To get a more accurate picture of how our respondents were defining community arts activity, we also asked them to describe the community issues and outcome areas they saw their efforts impacting. Three of those cited, “cultural policy” (82%), “education” (84%), and “youth development” (65%) as areas that are often associated with local arts agencies. Another,  “economic and community development” (83%), likely reflects the fact that local arts agencies have been making their case for the arts in economic terms for some time, as well as the recent attention being paid to creative placemaking as a stimulus for both financial and social capital. Possibly more noticeable, given their strikingly cross-sector nature, are such areas as the environment (31%), civic participation (24%), race relations (23%), and land use (23%).

Another interesting aspect of our study was the variety of terms used to describe what was once just referred to as “community arts.” The most common labels included: creative placemaking, community arts, community cultural development, public art, socially engaged practice, arts-based community development, cultural animation, art for social change, cultural community building, and cultural mediation.

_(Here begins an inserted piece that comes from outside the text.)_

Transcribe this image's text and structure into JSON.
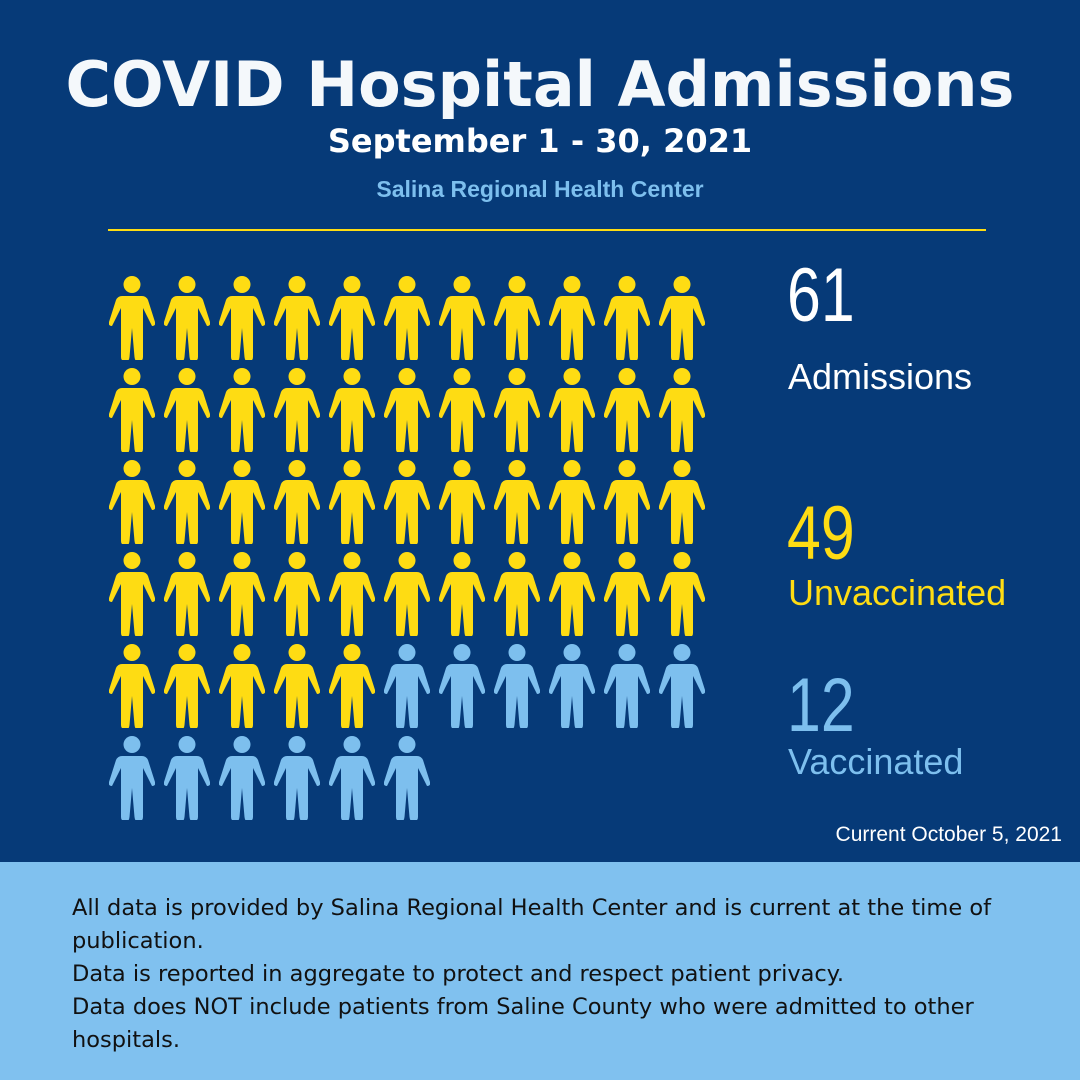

This proliferation of terms can be seen as another indication of increased interest and investment in cultural work that engages the public sphere. I also see it as an indicator that a realm of contemporary artistic practice that, not too long ago, was considered obscure and second-rate has now been embraced, validated, elevated, romanticized (and in some cases sanitized) in a wide variety of ways by people and institutions representing a diversity of perspectives and interests

So, what does one make of what is truly just a snapshot of one of the more dynamic parts of America’s cultural ecosystem? It's clear that in recent years an increasing number of artists and arts organizations have been partnering with other community sectors to advance the healthy development of their communities. The result has been a proliferation of boundary crossing arts-based collaborations. Along the way, an increasing number community arts organizations and educational institutions have recognized that the people involved in these collaborations could benefit from training that supports effective community arts partnerships. That’s the good news.  The bad news is that, given the rapid growth of the field, in six months much of this data will probably be stale.

For me this drives home the point that this burgeoning field needs a new CAN—a digital forum that would be part library, part neighborhood newspaper, part historical society, and part community college for people involved in arts-based community engagement. My dream for CAN 2.0, if I may be so bold, would incorporate the power of self-organization, citizen journalism, distance learning, and virtual collaboration, linking local-to-local, local-to-global, and global-to-global. The result would be an accessible and useful space for documentation, learning, and exchange for the broad range of artists, arts organizations, and cross-sector partners who using the arts to advance more caring, capable, and sustainable communities.